Le syndrome de la personne raide : une maladie neurologique rare à connaître

Une raideur musculaire qui s’installe progressivement, des spasmes douloureux qui surviennent sans prévenir, une peur de tomber qui finit par limiter les déplacements… Le syndrome de la personne raide (SPR) est une maladie neurologique rare et méconnue, longtemps confondue avec des troubles psychiatriques ou orthopédiques. Qu’est-ce que cette pathologie, comment se manifeste-t-elle, et quelles sont les pistes de prise en charge actuellement disponibles ? On fait le point.

À retenir

  • Le syndrome de la personne raide (SPR), aussi appelé syndrome de l’homme raide, est une maladie neurologique rare touchant environ 1 personne sur 1 million.
  • Elle se manifeste par une raideur musculaire progressive du tronc et des membres, associée à des spasmes douloureux et souvent à une peur des espaces ouverts ou de la marche.
  • Elle est le plus souvent d’origine auto-immune, associée dans la majorité des cas à des anticorps anti-GAD (acide glutamique décarboxylase).
  • Il n’existe à ce jour aucun traitement curatif, mais plusieurs approches permettent de réduire les symptômes et d’améliorer la qualité de vie.
  • Le diagnostic repose sur un faisceau d’arguments cliniques, biologiques (recherche d’anticorps) et électriques (électromyogramme), et nécessite une prise en charge neurologique spécialisée.

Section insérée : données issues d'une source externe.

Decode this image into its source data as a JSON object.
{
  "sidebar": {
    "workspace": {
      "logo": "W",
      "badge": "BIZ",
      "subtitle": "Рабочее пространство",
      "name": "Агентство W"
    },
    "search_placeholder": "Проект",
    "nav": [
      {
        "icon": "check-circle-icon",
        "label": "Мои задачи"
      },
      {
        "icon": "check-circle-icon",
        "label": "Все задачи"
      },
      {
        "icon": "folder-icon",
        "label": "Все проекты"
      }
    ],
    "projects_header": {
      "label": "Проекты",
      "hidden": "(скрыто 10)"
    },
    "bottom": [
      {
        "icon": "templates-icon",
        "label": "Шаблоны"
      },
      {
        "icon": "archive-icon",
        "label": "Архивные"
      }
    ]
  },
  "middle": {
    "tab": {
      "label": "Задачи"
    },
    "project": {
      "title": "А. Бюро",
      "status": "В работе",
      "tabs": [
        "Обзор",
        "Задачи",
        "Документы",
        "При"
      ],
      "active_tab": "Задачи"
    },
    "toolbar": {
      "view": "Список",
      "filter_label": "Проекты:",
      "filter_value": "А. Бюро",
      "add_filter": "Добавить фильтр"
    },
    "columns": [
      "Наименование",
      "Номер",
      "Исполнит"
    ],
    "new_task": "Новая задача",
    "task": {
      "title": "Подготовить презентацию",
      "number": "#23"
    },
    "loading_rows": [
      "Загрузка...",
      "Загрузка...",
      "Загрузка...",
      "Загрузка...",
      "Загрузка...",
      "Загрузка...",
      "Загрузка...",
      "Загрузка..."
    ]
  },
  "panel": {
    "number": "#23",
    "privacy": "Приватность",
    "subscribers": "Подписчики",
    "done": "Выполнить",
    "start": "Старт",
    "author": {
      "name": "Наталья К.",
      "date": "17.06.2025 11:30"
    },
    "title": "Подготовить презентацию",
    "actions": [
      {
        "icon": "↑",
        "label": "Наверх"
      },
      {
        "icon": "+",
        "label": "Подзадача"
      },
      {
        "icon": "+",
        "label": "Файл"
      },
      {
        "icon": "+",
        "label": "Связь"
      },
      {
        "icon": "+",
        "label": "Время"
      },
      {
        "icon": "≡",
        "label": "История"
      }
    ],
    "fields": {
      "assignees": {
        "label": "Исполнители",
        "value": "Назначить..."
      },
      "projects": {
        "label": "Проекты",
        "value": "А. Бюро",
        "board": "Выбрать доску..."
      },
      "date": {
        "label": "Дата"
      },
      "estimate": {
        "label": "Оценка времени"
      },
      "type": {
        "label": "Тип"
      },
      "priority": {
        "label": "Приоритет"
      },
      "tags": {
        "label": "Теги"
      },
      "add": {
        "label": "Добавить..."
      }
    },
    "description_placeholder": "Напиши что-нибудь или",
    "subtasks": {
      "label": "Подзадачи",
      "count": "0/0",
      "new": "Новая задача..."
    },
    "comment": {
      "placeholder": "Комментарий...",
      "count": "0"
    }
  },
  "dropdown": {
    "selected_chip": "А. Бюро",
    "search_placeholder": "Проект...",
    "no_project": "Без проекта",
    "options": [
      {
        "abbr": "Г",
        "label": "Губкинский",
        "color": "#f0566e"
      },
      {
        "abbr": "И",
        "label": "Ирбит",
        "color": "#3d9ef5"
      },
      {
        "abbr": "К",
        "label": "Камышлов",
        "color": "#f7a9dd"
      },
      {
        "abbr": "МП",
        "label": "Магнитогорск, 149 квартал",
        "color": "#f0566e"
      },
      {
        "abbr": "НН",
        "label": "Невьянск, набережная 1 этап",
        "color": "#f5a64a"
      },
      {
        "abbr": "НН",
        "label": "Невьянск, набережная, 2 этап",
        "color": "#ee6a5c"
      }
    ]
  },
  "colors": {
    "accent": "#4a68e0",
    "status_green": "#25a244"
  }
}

Qu’est-ce que le syndrome de la personne raide ?

Le syndrome de la personne raide (SPR), décrit pour la première fois en 1956 par les médecins Moersch et Woltman, est une maladie rare qui touche le système nerveux central, et plus précisément le cerveau et la moelle épinière. Elle se traduit par une raideur fluctuante et progressive des muscles du tronc et des membres, à laquelle s’ajoutent des spasmes musculaires douloureux, parfois déclenchés par un bruit, un contact ou une émotion.

Cette pathologie touche environ une personne sur un million, avec une nette prédominance féminine puisque les femmes représentent environ deux tiers des cas diagnostiqués. Le pic de survenue se situe généralement entre 30 et 60 ans, avec une fréquence particulière autour de 45 ans. En raison de sa rareté et de la diversité de ses présentations, le SPR reste souvent sous-diagnostiqué, ou confondu pendant plusieurs années avec d’autres troubles (anxiété généralisée, troubles orthopédiques, sclérose en plaques, etc.).

Les différentes formes du syndrome

Le SPR appartient en réalité à un spectre de pathologies apparentées, qui partagent un mécanisme commun mais diffèrent par leur étendue :

FormeCaractéristiques principales
SPR classiqueRaideur et spasmes du tronc et des membres, sans signe neurologique focal
Syndrome des membres raidesSymptômes limités à un seul membre
Encéphalomyélite progressive avec rigidité et myoclonies (PERM)Raideur et spasmes myocloniques associés à des signes neurologiques supplémentaires (atteinte du tronc cérébral, troubles oculomoteurs, etc.)
Forme paranéoplasiqueSyndrome déclenché par la présence d’un cancer sous-jacent (sein, poumon, côlon notamment) ; concerne 5 à 10 % des cas

Quelles sont les causes du syndrome de la personne raide ?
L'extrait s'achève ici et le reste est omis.